Since the discovery of feline leukemia virus (FeLV) by Bill Jarrett and colleagues in 1964, the University of Glasgow has maintained an active and productive research programme in retrovirology. Pioneering studies into the transduction of cellular proto-oncogenes by FeLV, the aetiology of ovine pulmonary adenocarcinoma (OPA) and the mechanisms of natural resistance to Jaagsietke Sheep Retrovirus (JSRV) infection, and the identification of the cellular receptors for the feline immunodeficiency virus (FIV), have yielded valuable insights into virus-host interactions.

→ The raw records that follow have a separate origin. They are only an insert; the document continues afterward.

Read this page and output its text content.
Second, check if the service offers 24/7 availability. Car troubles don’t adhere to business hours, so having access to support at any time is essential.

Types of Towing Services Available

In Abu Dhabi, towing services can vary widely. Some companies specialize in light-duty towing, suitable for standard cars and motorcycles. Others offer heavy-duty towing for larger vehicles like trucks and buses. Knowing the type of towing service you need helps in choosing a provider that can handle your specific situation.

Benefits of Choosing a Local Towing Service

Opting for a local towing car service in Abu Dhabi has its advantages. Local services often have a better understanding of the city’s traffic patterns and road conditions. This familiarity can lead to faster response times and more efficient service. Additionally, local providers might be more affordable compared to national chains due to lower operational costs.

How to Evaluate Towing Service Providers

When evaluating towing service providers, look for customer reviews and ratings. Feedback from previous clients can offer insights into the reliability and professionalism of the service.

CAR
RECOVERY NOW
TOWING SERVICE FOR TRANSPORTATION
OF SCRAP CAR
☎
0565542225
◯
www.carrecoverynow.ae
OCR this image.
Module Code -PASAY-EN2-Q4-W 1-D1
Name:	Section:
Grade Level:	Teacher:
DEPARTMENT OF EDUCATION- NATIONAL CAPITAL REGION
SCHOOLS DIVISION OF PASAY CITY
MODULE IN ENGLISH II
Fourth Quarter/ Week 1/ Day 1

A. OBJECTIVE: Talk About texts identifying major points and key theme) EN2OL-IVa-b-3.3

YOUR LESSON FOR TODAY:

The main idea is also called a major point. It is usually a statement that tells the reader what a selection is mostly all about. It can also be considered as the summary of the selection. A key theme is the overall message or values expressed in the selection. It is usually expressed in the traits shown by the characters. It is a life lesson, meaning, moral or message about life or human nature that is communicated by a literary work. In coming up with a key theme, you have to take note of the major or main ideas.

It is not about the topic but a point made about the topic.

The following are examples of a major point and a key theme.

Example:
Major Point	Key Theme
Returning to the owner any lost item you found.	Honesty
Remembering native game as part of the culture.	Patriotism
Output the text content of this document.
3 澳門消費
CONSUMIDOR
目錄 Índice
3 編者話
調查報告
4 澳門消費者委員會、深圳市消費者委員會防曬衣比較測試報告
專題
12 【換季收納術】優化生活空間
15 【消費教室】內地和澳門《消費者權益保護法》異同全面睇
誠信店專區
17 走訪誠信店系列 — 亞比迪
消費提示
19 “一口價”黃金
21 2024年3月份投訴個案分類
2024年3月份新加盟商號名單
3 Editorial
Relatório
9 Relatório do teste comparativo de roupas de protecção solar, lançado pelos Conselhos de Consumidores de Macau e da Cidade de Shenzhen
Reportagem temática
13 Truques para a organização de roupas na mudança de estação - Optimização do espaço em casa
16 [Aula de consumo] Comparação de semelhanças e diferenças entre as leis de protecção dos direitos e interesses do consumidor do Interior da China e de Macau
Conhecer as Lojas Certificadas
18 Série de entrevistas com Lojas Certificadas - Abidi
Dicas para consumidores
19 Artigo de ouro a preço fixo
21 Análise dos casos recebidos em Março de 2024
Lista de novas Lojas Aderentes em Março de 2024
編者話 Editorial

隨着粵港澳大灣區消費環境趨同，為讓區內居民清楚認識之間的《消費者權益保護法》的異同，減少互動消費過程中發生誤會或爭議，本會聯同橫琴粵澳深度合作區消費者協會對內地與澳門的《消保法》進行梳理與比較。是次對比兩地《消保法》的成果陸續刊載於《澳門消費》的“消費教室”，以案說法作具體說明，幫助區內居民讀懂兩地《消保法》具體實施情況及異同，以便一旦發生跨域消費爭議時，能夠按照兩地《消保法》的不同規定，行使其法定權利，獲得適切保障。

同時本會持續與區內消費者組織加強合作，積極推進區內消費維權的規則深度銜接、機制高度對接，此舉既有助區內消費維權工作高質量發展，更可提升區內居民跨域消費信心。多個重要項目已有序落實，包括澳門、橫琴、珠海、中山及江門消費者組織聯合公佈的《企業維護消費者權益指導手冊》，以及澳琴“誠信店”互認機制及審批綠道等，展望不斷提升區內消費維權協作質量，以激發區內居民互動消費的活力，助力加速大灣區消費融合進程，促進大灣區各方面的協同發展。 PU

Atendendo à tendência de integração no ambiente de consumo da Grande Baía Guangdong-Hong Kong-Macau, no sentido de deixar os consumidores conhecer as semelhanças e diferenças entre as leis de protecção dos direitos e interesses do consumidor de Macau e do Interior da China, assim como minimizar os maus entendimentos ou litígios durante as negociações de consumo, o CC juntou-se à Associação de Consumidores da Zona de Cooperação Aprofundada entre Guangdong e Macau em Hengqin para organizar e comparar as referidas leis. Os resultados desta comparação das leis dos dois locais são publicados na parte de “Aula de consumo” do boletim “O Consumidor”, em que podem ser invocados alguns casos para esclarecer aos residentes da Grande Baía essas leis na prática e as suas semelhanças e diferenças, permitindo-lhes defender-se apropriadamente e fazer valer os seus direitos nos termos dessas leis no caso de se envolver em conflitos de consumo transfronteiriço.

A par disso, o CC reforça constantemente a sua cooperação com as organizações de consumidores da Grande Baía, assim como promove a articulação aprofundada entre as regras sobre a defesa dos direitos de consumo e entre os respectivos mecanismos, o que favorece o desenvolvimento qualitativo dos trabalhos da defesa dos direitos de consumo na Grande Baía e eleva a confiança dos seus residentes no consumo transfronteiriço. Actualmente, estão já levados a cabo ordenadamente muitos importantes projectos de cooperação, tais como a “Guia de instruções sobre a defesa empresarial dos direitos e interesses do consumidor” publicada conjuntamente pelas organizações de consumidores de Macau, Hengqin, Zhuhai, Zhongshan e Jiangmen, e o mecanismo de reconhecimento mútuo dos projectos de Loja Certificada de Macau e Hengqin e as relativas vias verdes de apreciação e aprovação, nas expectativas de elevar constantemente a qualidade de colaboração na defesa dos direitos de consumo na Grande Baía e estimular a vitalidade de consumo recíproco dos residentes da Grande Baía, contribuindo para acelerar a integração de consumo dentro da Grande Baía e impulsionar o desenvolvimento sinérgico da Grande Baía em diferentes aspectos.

CVR researchers are now exploring the cellular origins of OPA-associated tumours, asking whether they are derived from bronchio-alveolar epithelial stem cells and defining the mechanism of tumorigenesis. A central aim of the FIV research programme is to understand the phenomenon of vaccine-induced enhancement of infection, a phenomenon that led to the premature termination of the phase III HIV vaccine (STEP) trial. Our knowledge of FIV vaccine-induced enhancement of infection is being used to design vaccine immunogens and regimes that will confer a protective and not enhancing immune response.
Integration is a fundamental step in the retroviral replication cycle and a major factor in the oncogenic activity of many retroviruses. This phenomenon has been exploited extensively in many laboratories to identify genes relevant to cancer and other selectable phenotypes. At the CVR we have used this approach to identify the Runx genes as novel targets for retroviral activation. Unusually these genes can function as oncogenes or tumour suppressors and at the CVR we have elucidated this dualistic role and the interaction of Runx pathways with Myc, p53 and cancer failsafe processes.
More than four decades after the discovery of FeLV, model systems are now being developed by CVR scientists that utilise FeLV and its derivatives as probes to identify genes and pathways involved in human cancer stem cell phenotype, tumour progression and chemo-resistance.